Personal Home Page (PHP)

Started as a personal web project by Rusmus Lerdorf in 1994. The original acronym PHP stood for Personal Home Page. At the time web programmers used either C or Perl. Finding Perl too slow, and C to cumbersome to create web pages, Lerdorf wanted to provide means to generate web pages easily by separating the web content (HTML, styles) from the programming code. He designed PHP as a scripting language specifically to generate dynamic web pages.

Scripting inside the web page

PHP permitted web developers to add to thier HTML web pages PHP scripting which was processed via the web server. Typically the PHP interpreter is integrated as a web server module. The PHP code generates new (or dynamic) web content to the web page which is then sent to the browser. Incidentally, the web page you are reading now was generated by PHP. Writing PHP was easier for web developers, some of whom had little or no exposure to programming.

A PHP scenario

A user enters their name and password onto the web page, then clicks on the Login button. Clicking the button actions a request sent across the internet to the web site. At the site, the web server handles all web traffic. It has PHP linked to it, so if the server finds any PHP scripting in the web page it calls the PHP module to process it. PHP makes a authenticated user request to the database (mySQL, SQL Server, Oracle etc). The database searches for the login name and associated password exist and match each other. PHP receives the response from the database, and either outputs the login page or sends the login page with a message to try again. Any web output from PHP is sent via the web server.

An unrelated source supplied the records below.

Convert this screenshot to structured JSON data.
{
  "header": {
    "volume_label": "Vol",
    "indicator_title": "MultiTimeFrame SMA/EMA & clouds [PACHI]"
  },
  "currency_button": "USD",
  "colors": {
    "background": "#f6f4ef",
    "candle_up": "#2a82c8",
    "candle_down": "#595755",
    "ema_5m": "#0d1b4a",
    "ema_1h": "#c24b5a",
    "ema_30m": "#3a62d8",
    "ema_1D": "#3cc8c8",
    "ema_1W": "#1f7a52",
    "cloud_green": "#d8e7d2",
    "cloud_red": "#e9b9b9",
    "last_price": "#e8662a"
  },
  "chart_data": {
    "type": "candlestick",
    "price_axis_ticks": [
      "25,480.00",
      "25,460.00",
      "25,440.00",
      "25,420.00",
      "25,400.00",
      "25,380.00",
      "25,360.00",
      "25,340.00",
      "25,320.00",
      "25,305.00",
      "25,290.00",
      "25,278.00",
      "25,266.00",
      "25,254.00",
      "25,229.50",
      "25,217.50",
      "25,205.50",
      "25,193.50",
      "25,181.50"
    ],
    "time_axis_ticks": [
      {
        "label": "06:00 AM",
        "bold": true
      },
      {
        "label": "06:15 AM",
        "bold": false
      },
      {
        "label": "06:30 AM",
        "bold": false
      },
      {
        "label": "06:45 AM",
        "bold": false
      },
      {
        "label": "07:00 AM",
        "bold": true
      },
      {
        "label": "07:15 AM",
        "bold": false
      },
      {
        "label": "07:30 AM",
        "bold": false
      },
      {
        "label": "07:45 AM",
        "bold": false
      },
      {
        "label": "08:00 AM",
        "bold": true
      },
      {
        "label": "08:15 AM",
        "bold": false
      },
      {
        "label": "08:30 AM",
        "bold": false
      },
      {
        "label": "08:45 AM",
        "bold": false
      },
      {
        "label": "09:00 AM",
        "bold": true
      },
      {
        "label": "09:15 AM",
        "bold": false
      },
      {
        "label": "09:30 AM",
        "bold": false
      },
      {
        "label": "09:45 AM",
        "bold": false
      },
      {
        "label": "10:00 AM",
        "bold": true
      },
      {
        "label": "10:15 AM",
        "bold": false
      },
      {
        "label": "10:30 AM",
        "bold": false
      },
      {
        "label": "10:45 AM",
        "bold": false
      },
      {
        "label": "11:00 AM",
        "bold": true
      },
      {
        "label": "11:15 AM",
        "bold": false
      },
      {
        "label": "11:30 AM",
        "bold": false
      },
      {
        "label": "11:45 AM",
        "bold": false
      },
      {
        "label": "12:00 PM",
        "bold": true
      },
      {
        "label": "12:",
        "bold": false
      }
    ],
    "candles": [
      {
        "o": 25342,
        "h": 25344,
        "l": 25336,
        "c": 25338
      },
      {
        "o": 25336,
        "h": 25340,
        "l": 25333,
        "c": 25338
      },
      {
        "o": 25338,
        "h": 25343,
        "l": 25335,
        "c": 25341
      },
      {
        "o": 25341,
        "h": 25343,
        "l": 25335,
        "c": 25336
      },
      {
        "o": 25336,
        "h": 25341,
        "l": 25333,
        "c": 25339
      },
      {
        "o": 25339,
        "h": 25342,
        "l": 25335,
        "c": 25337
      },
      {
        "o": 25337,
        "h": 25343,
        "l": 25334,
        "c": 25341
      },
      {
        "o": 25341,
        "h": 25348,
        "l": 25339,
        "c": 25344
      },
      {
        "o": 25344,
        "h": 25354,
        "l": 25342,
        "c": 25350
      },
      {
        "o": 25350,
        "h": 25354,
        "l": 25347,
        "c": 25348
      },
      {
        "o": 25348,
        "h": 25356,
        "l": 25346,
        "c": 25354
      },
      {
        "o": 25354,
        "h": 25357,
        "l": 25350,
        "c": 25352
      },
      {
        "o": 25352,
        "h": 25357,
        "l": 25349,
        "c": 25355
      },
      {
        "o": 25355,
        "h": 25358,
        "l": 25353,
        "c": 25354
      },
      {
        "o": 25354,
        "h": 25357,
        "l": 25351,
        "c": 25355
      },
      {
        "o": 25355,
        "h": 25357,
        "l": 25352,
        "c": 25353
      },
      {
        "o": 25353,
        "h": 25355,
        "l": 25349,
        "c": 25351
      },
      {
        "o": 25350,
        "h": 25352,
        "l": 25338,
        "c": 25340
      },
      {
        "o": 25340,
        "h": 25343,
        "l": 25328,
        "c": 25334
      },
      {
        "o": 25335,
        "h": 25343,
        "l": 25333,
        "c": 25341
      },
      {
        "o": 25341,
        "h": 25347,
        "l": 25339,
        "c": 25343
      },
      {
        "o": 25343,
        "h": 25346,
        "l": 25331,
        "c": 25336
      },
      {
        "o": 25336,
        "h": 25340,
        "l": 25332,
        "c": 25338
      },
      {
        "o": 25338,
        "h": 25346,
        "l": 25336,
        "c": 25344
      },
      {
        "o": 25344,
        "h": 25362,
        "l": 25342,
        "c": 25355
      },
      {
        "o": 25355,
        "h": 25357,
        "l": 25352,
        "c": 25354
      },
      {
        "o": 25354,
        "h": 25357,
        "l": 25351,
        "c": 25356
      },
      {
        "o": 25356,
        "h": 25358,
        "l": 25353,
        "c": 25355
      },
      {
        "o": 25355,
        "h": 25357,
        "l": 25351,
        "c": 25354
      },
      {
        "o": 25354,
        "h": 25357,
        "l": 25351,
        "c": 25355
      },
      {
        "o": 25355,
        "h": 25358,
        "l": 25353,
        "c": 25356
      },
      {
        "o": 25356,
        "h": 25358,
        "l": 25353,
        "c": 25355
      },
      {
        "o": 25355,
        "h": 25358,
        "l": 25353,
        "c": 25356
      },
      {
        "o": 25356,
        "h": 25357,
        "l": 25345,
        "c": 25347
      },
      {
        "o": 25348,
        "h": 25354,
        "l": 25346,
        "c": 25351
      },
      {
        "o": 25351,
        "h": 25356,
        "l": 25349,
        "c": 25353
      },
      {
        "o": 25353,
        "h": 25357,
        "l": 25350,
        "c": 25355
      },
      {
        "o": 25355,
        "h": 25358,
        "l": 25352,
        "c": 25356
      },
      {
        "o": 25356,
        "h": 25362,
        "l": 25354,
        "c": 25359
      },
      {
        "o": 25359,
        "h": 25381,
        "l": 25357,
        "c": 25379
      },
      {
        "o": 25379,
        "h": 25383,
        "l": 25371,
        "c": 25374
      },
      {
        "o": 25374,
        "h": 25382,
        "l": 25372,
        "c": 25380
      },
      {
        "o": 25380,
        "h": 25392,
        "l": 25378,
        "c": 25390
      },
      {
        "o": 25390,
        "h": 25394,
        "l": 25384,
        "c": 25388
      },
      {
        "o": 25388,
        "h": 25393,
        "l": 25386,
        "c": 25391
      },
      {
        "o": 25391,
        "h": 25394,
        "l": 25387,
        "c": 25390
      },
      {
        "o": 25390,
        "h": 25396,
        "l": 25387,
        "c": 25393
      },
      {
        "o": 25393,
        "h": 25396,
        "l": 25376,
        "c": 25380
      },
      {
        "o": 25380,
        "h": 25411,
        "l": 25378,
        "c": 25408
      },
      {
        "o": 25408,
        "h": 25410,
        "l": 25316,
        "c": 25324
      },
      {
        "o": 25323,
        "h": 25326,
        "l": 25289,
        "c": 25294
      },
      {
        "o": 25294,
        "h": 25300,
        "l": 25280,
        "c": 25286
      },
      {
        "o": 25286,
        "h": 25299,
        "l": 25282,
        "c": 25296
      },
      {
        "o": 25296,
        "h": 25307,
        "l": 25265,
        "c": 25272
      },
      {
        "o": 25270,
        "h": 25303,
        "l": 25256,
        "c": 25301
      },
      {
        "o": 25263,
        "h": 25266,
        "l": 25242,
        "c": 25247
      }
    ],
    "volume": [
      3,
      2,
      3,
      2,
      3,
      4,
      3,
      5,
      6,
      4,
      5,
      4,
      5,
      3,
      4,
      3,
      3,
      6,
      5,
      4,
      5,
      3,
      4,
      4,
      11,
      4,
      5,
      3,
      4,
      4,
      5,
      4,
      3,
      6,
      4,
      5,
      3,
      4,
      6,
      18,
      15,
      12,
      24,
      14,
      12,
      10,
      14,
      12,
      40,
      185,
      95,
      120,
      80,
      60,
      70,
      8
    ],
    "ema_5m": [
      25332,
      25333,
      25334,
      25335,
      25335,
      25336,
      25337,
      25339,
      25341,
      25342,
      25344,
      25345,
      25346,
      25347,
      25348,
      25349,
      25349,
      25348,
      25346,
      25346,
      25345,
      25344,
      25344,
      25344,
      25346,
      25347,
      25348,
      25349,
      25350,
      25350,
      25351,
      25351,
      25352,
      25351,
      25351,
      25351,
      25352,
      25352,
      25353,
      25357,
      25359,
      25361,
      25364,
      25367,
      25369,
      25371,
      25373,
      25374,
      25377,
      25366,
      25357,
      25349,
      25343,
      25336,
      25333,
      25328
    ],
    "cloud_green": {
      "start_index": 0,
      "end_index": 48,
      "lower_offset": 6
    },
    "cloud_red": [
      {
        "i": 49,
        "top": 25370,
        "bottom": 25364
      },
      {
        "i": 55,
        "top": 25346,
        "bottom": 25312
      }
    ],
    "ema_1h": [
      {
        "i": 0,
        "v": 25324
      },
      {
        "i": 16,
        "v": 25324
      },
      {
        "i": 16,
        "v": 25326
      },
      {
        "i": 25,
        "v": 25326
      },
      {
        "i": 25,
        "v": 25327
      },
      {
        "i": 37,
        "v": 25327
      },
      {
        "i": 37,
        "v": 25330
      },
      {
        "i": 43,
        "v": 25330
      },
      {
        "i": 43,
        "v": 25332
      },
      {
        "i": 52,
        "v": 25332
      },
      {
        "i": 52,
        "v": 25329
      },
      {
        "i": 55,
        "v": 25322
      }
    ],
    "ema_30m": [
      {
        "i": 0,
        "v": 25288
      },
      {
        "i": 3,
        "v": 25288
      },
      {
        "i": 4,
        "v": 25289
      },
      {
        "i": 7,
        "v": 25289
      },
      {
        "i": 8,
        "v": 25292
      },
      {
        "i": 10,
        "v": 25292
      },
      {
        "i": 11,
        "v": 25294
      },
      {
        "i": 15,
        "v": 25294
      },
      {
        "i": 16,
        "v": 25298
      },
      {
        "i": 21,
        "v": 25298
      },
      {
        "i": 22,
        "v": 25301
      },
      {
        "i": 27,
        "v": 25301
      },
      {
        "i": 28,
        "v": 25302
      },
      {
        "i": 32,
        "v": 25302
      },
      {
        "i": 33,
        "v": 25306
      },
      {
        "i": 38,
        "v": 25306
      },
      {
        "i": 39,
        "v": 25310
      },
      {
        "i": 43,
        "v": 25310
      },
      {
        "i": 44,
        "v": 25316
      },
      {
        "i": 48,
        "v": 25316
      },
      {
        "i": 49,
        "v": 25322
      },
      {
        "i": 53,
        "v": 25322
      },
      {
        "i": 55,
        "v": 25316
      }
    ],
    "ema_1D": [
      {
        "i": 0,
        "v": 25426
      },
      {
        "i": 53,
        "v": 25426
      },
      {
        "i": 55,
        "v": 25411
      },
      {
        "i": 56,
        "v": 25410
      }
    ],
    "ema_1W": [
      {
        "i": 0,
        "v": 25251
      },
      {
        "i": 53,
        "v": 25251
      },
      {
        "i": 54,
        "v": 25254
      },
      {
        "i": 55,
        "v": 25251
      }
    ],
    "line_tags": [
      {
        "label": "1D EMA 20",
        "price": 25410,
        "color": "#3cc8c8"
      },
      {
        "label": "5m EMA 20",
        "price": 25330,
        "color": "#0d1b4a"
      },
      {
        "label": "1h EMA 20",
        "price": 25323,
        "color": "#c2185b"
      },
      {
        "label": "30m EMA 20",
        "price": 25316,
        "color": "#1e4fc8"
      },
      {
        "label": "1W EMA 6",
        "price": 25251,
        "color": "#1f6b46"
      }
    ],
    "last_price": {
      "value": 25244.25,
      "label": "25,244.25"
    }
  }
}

LAMP is an acronym for Linux, Apache, MySQL and PHP. All this software are open source products which work well together for web development. The combination is attractive as no license fees required to use open-source software. The 'P' in LAMP can sometimes stand for Perl or Python.

Programmer support

PHP is familiar to C and Perl programmers. PHP itself is written in C. PHP has good library support, with particular emphasis on web related functions (database, web services, ftp, email). PHP (now on version 5) has evolved over time, now has additional programming features such as object orientation, and improved performance.